In this case, electrically neutral atoms turn into charged particles - ions, the charge of which coincides with the number of electrons donated (for a metal) and attached (for a non-metal).

Thus, in the first of two lessons the concept of “oxidation state” is formed, and in the second the formation of an ionic compound is explained. New concepts will serve as a good basis for further study of theoretical material, namely: the mechanisms of chemical bond formation, the dependence of the properties of substances on their composition and structure, and consideration of redox reactions.

In conclusion, I want to compare two methodological techniques: the technique of paradox and the technique of creating problem situations in the classroom.

A paradoxical situation is created logically in the course of studying new material.
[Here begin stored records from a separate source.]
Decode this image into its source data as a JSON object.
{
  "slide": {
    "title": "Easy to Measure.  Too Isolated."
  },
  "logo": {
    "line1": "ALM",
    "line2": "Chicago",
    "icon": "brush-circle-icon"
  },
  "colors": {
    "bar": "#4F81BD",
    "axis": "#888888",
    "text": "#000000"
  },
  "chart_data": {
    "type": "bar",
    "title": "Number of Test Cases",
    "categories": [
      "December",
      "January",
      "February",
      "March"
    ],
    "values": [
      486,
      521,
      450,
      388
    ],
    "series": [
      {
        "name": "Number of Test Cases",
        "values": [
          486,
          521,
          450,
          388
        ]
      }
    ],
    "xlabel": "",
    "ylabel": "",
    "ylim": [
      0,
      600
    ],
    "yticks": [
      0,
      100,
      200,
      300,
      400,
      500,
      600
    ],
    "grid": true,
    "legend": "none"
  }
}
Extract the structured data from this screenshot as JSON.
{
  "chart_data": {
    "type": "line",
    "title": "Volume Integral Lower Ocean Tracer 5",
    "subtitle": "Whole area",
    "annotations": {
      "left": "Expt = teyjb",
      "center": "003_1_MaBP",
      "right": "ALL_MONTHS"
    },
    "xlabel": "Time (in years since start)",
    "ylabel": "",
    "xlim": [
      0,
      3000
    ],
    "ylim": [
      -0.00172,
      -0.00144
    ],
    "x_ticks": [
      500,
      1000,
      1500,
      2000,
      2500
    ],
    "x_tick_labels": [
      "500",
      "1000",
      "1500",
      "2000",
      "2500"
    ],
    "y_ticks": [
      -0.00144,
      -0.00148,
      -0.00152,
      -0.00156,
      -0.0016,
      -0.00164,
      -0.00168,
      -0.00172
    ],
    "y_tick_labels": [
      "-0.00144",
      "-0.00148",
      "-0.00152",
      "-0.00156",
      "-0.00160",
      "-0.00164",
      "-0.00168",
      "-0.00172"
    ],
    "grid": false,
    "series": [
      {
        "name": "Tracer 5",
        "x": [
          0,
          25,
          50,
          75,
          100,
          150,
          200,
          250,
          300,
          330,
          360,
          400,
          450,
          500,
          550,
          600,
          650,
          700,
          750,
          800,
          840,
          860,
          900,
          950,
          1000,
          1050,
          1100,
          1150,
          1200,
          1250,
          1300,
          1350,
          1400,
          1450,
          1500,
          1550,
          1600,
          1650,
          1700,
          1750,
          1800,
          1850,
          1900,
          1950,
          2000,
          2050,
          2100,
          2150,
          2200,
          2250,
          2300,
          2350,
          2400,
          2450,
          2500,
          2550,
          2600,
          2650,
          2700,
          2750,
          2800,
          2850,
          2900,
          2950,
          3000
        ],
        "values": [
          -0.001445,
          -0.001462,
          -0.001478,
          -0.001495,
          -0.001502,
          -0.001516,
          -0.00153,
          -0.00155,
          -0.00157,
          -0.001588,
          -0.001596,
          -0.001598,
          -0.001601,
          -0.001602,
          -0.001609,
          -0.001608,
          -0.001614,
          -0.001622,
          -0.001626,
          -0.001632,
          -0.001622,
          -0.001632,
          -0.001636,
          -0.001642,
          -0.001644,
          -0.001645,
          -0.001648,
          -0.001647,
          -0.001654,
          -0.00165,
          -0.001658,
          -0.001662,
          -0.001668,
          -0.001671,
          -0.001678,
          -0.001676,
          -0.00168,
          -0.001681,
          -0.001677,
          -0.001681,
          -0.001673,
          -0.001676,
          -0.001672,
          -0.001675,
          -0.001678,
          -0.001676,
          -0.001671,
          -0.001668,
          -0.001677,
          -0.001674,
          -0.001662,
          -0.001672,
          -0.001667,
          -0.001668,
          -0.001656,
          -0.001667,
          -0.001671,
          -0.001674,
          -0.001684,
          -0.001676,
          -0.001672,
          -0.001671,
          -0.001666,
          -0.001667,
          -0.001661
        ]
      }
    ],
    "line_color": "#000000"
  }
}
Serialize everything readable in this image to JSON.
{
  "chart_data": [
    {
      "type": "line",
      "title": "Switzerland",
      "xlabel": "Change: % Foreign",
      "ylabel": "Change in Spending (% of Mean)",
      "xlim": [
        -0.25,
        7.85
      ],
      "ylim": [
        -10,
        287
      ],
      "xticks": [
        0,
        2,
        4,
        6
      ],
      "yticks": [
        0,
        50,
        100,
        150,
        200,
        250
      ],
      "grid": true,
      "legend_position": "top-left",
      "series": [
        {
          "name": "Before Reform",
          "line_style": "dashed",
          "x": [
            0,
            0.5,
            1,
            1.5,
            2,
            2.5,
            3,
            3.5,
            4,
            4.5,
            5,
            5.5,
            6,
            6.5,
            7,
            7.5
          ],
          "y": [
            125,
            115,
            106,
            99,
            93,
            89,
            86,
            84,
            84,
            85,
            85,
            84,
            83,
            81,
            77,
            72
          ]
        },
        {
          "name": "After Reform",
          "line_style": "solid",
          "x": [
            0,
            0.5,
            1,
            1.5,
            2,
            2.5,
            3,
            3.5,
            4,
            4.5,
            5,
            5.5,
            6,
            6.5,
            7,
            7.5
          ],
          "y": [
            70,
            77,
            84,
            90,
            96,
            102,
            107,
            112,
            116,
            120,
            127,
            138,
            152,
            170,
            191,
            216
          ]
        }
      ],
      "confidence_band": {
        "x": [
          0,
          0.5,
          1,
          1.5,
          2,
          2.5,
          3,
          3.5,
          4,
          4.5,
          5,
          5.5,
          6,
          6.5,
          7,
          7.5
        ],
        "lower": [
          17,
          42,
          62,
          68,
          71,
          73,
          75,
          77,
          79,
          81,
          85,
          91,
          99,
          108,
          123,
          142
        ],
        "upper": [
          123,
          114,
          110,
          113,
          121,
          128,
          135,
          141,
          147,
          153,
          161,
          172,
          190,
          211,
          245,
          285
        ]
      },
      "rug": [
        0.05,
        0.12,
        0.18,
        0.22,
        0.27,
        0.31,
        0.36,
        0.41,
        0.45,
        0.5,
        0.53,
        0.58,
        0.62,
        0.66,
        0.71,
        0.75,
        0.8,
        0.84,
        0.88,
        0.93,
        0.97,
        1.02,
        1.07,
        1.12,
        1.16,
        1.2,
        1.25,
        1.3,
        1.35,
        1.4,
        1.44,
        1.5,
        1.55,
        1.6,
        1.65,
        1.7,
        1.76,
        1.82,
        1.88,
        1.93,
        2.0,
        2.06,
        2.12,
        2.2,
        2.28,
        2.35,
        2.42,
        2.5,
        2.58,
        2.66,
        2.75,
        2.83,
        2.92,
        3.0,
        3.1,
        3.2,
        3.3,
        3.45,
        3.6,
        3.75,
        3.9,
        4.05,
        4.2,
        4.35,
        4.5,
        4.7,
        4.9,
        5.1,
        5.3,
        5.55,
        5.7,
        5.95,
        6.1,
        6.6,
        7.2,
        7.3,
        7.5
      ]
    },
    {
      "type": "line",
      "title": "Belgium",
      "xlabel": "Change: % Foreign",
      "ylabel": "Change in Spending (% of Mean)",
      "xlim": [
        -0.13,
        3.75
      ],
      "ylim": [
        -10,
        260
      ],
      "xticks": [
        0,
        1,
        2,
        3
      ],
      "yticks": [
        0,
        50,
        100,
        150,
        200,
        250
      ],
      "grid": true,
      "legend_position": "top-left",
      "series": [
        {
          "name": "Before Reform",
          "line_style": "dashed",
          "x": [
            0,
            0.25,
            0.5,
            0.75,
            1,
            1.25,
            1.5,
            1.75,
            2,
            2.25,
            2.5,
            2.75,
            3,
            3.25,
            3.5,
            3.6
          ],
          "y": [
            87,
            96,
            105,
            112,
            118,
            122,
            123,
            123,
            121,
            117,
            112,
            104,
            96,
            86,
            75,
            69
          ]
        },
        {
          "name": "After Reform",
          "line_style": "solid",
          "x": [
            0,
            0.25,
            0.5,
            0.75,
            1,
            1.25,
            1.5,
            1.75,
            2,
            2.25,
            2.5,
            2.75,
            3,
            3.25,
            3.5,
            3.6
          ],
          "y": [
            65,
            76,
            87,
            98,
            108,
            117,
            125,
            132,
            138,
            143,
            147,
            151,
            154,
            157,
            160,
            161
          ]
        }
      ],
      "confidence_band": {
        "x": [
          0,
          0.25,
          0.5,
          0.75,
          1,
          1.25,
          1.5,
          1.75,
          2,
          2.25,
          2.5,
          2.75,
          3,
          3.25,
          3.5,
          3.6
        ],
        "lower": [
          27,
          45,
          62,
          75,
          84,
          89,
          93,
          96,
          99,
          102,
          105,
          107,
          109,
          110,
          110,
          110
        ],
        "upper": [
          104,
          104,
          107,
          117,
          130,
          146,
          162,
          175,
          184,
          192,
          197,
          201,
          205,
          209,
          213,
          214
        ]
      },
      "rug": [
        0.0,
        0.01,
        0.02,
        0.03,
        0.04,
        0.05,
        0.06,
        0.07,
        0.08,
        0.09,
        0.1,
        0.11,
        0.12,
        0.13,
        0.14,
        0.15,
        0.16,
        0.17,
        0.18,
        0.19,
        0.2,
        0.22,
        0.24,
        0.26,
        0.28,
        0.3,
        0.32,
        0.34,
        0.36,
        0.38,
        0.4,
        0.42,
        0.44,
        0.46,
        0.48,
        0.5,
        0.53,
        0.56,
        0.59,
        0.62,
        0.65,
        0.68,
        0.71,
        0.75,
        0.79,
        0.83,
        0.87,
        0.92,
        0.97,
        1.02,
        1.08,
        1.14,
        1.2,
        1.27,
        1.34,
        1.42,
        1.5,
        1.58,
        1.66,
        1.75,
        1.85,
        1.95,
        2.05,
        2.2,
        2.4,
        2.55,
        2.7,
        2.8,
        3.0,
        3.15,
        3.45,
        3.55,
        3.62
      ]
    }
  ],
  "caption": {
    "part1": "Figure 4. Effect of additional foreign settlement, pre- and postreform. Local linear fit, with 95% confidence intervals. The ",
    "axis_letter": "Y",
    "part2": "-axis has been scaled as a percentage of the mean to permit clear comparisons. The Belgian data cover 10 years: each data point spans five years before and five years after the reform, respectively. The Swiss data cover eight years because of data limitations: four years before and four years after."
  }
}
Its main advantage is strong emotions and surprise among students. Surprise is a powerful impetus to thinking in general. It “turns on” involuntary attention, activates thinking, forces you to explore and find ways to solve the issue that has arisen.

Colleagues will probably object: creating a problematic situation in class leads to the same thing. It does, but not always! As a rule, a problematic question is formulated by the teacher before studying new material and does not stimulate all students to work. It remains unclear to many where this problem came from and why, in fact, it needs a solution. The paradox technique is created in the course of studying new material and encourages students to formulate the problem themselves, and therefore understand the origins of its occurrence and the need for a solution.

I dare to say that the use of paradox is the most successful way to enhance student activity in the classroom, develop their research skills and creative abilities.